Comme souvent dans les romans noirs, il faut lire le prologue. Lequel nous reporte en 1693, en Laponie, au moment où Aslak, l'un des derniers chamans samis, grand maître du joïk, le chant sacré ancestral, est brûlé vif pour hérésie par un pasteur luthérien fanatique. Après cela, la culture de son peuple va continuer de se transmettre clandestinement au fur et à mesure que les Scandinaves du "sud" progressent vers le Grand Nord et, colonisant les terres, bouleversent le mode de vie des indigènes, fondé sur l'élevage des rennes.
Trois siècles plus tard, dans la Norvège actuelle, cet antagonisme entre la civilisation samie (le mot "lapon" plus commun pour nous est péjoratif) et le monde "moderne" perdure, en dépit d'une tentative de réhabilitation communautariste engendrant tensions, racisme et extrémisme nationaliste.
Car ce sont bien des crimes sanglants qui vont déclencher l'enquête menée par Klemet, le seul policier lapon de Norvège, assisté de Nina, une stagiaire venue d'Oslo, passionnée par le Grand Nord. Tous deux appartiennent à la police des rennes, chargée de maintenir l'ordre dans un univers et une communauté rudes. Des gens qui proclament que "la moelle de renne, c'est le Viagra du Lapon", et dont certains castrent encore leurs bêtes avec les dents ne sont pas faciles à gérer...

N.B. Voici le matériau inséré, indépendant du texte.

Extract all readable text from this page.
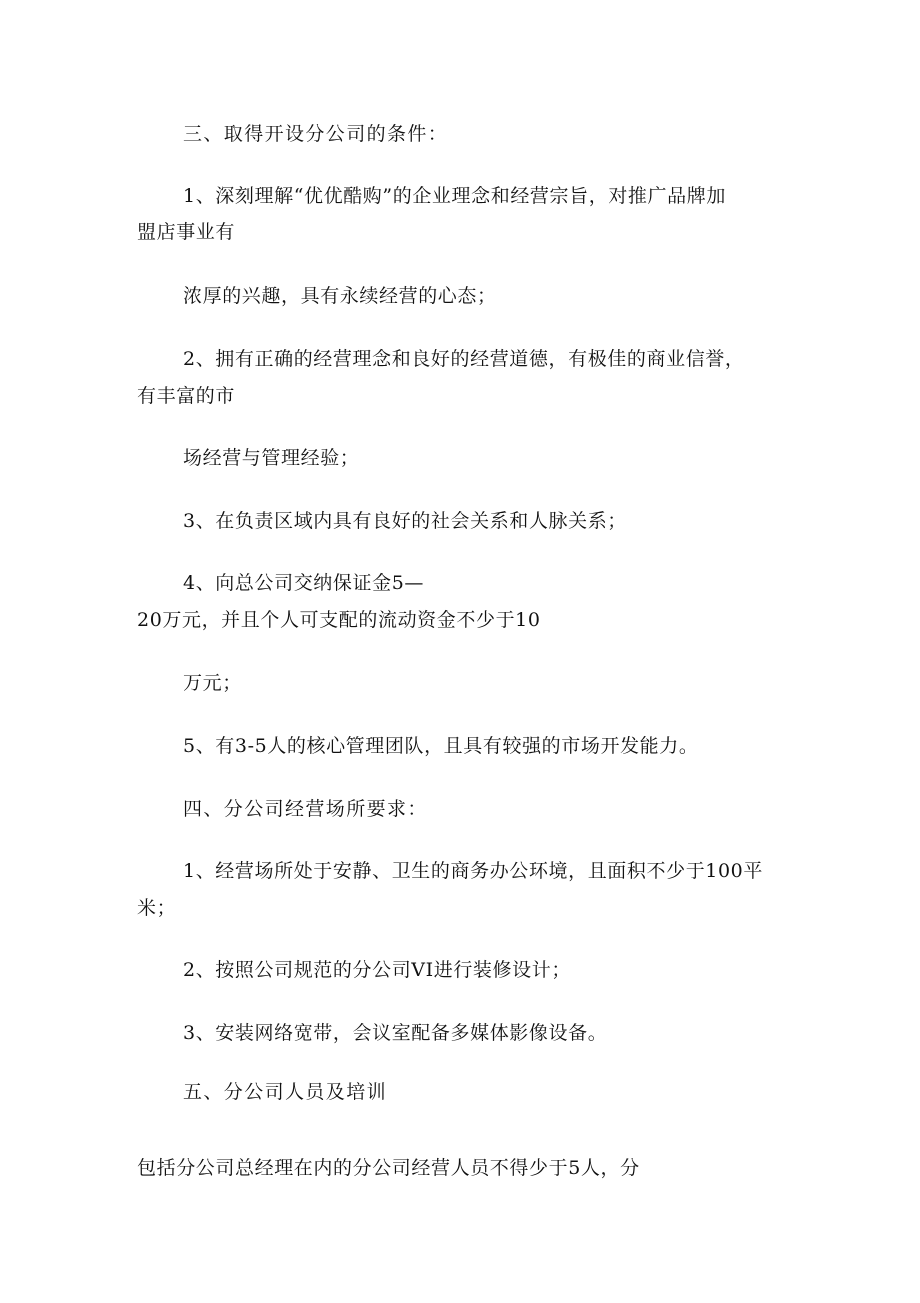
三、取得开设分公司的条件：
1、深刻理解“优优酷购”的企业理念和经营宗旨，对推广品牌加
盟店事业有
浓厚的兴趣，具有永续经营的心态；
2、拥有正确的经营理念和良好的经营道德，有极佳的商业信誉，
有丰富的市
场经营与管理经验；
3、在负责区域内具有良好的社会关系和人脉关系；
4、向总公司交纳保证金5—
20万元，并且个人可支配的流动资金不少于10
万元；
5、有3-5人的核心管理团队，且具有较强的市场开发能力。
四、分公司经营场所要求：
1、经营场所处于安静、卫生的商务办公环境，且面积不少于100平
米；
2、按照公司规范的分公司VI进行装修设计；
3、安装网络宽带，会议室配备多媒体影像设备。
五、分公司人员及培训
包括分公司总经理在内的分公司经营人员不得少于5人，分
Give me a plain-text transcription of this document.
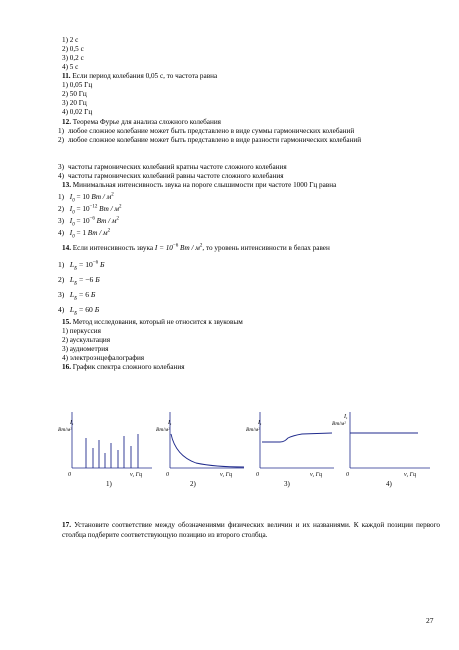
1) 2 с
2) 0,5 с
3) 0,2 с
4) 5 с
11. Если период колебания 0,05 с, то частота равна
1) 0,05 Гц
2) 50 Гц
3) 20 Гц
4) 0,02 Гц
12. Теорема Фурье для анализа сложного колебания
1) любое сложное колебание может быть представлено в виде суммы гармонических колебаний
2) любое сложное колебание может быть представлено в виде разности гармонических колебаний
3) частоты гармонических колебаний кратны частоте сложного колебания
4) частоты гармонических колебаний равны частоте сложного колебания
13. Минимальная интенсивность звука на пороге слышимости при частоте 1000 Гц равна
1) $I_0 = 10$ Вт / $м^2$
2) $I_0 = 10^{-12}$ Вт / $м^2$
3) $I_0 = 10^{-6}$ Вт / $м^2$
4) $I_0 = 1$ Вт / $м^2$
14. Если интенсивность звука $I = 10^{-6}$ Вт / $м^2$, то уровень интенсивности в белах равен
1) $L_Б = 10^{-6}$ Б
2) $L_Б = -6$ Б
3) $L_Б = 6$ Б
4) $L_Б = 60$ Б
15. Метод исследования, который не относится к звуковым
1) перкуссия
2) аускультация
3) аудиометрия
4) электроэнцефалография
16. График спектра сложного колебания
I,
Вт/м²
0	ν, Гц
1)
I,
Вт/м²
0	ν, Гц
2)
I,
Вт/м²
0	ν, Гц
3)
I,
Вт/м²
0	ν, Гц
4)
17. Установите соответствие между обозначениями физических величин и их названиями. К каждой позиции первого столбца подберите соответствующую позицию из второго столбца.
27
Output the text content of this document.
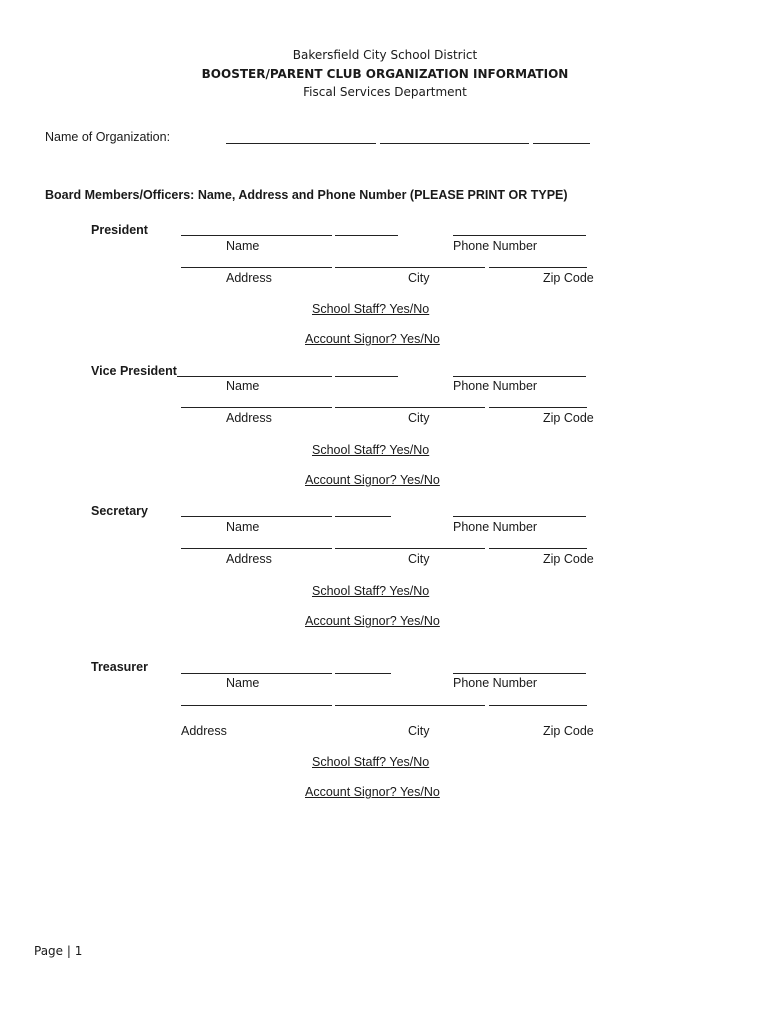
Bakersfield City School District
BOOSTER/PARENT CLUB ORGANIZATION INFORMATION
Fiscal Services Department
Name of Organization:
Board Members/Officers: Name, Address and Phone Number (PLEASE PRINT OR TYPE)
President
Name	Phone Number
Address	City	Zip Code
School Staff? Yes/No
Account Signor? Yes/No
Vice President
Name	Phone Number
Address	City	Zip Code
School Staff? Yes/No
Account Signor? Yes/No
Secretary
Name	Phone Number
Address	City	Zip Code
School Staff? Yes/No
Account Signor? Yes/No
Treasurer
Name	Phone Number
Address	City	Zip Code
School Staff? Yes/No
Account Signor? Yes/No
Page | 1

D'abord Mattis, fils de chaman et éleveur alcoolo, est retrouvé mort. Puis, un tambour sami hautement symbolique est volé au musée de Kautokeino, celui-là même qui venait de lui être offert par un ancien compagnon de l'explorateur Paul-Emile Victor. Visiblement, quelqu'un en veut aux Lapons. Et ce n'est pas la police "officielle" qui va faire grand-chose, dirigée par l'inspecteur Rolf, venu du sud, qui méprise les autochtones et les verrait disparaître tous sans déplaisir. Il y a aussi le pasteur, toujours un fanatique, qui éradiquerait bien définitivement toute trace d'animisme chez ses ouailles. Enfin, quel rôle joue dans cette affaire André Racagnal, un Français, soi-disant géologue prospecteur ?
On laissera à Klemet et à Nina le soin de nous révéler les secrets qui font de cet ethno-polar polaire et politique, premier roman d'Olivier Truc, un journaliste spécialiste des pays Baltes et de la Scandinavie, un roman aussi original que ténébreux.